Breakthrough Preclinical Models Demonstrate Drug Sensitivity
Co-first authors April Apfelbaum, PhD, and Eric Morin, MD, PhD, developed the first-ever models of FGFR-altered gliomas using spherical collections of living FGFR-altered neural stem cells. These innovative models allowed researchers to determine that FGFR alterations can induce tumor development and, crucially, that these tumors show sensitivity to FGFR inhibitors.
"This is the first preclinical data showing that existing FGFR inhibitors might be viable therapeutics for FGFR-altered pediatric gliomas," says Apfelbaum.
Clinical Evidence Supports Therapeutic Potential
The research team conducted a retrospective analysis of pediatric patients with FGFR-altered gliomas who received treatment with FGFR inhibitors. The results showed that patients with pLGGs frequently experienced stable disease after treatment with these medicines, providing clinical validation for the preclinical findings.
Currently, no FDA-approved therapies or clinical trials exist specifically for FGFR-altered pediatric gliomas, making this research particularly significant for addressing an urgent unmet medical need.
Addressing Treatment Challenges in Pediatric Brain Cancer
Pediatric low-grade gliomas represent the most common central nervous system cancer among children. While patients typically survive into adulthood because tumors often stop growing over time, current standard treatments involving chemotherapy and surgery result in significant long-term challenges including mental health disorders, vision changes or loss, seizures, and behavioral problems.
"We are eager to find precision medicines with fewer side effects than current standard of care treatment for these patients," says Bandopadhayay.
Expanding to Rare Pediatric Brain Tumors
The research extends beyond gliomas to other rare pediatric brain cancers.
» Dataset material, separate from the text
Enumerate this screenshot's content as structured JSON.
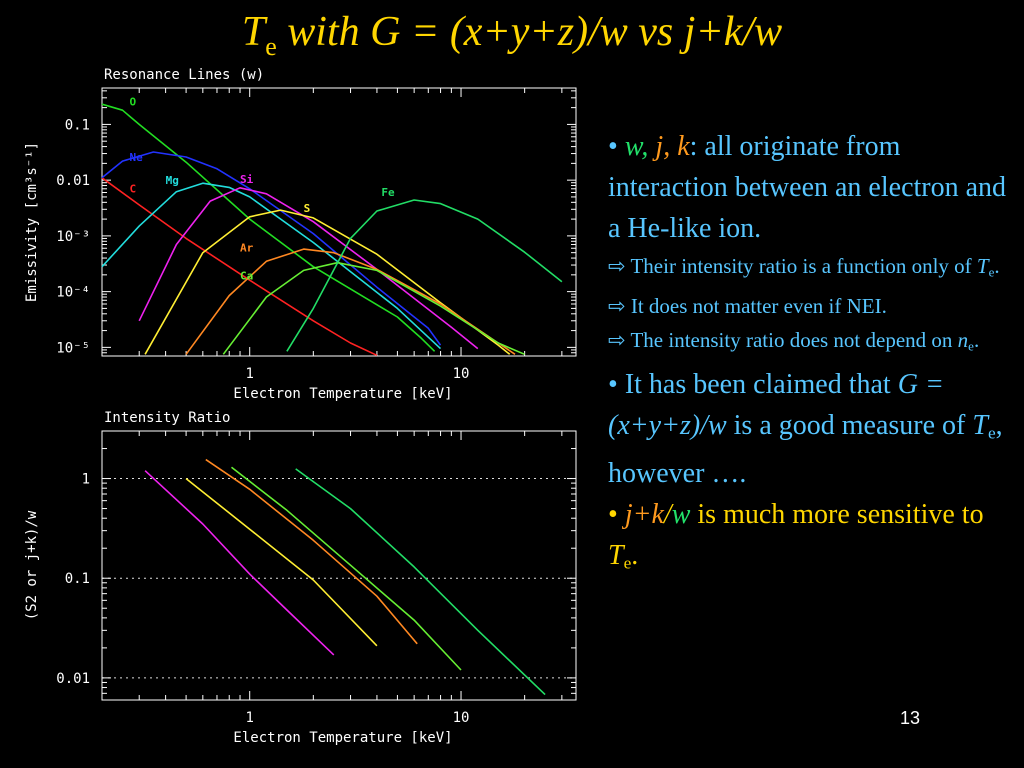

Researchers from Dana-Farber/Boston Children's Cancer and Blood Disorders Center, in collaboration with the Broad Institute, have also identified potential therapeutic targets for embryonal tumor with multilayered rosettes (ETMR), a rare and aggressive brain tumor primarily affecting young children.
The ETMR research focused on genetic vulnerabilities within tumor cells and discovered that FGFR signaling pathways play a critical role in tumor growth. Using FDA-approved FGFR inhibitors in preclinical models showed promising results, marking a significant step toward understanding ETMR's underlying mechanisms.
Future Research Directions
The research team plans to continue investigating ways to improve the efficacy and brain penetrance of FGFR inhibitors and to test these medicines in clinical trials. They also intend to explore their finding that FGFR expression may play a role in normal brain development to determine if this should influence treatment strategies.
This work follows a similar successful strategy that led to the recent approval of tovorafenib for childhood BRAF-altered gliomas, demonstrating the potential for translating preclinical discoveries into approved therapies for pediatric brain cancer patients.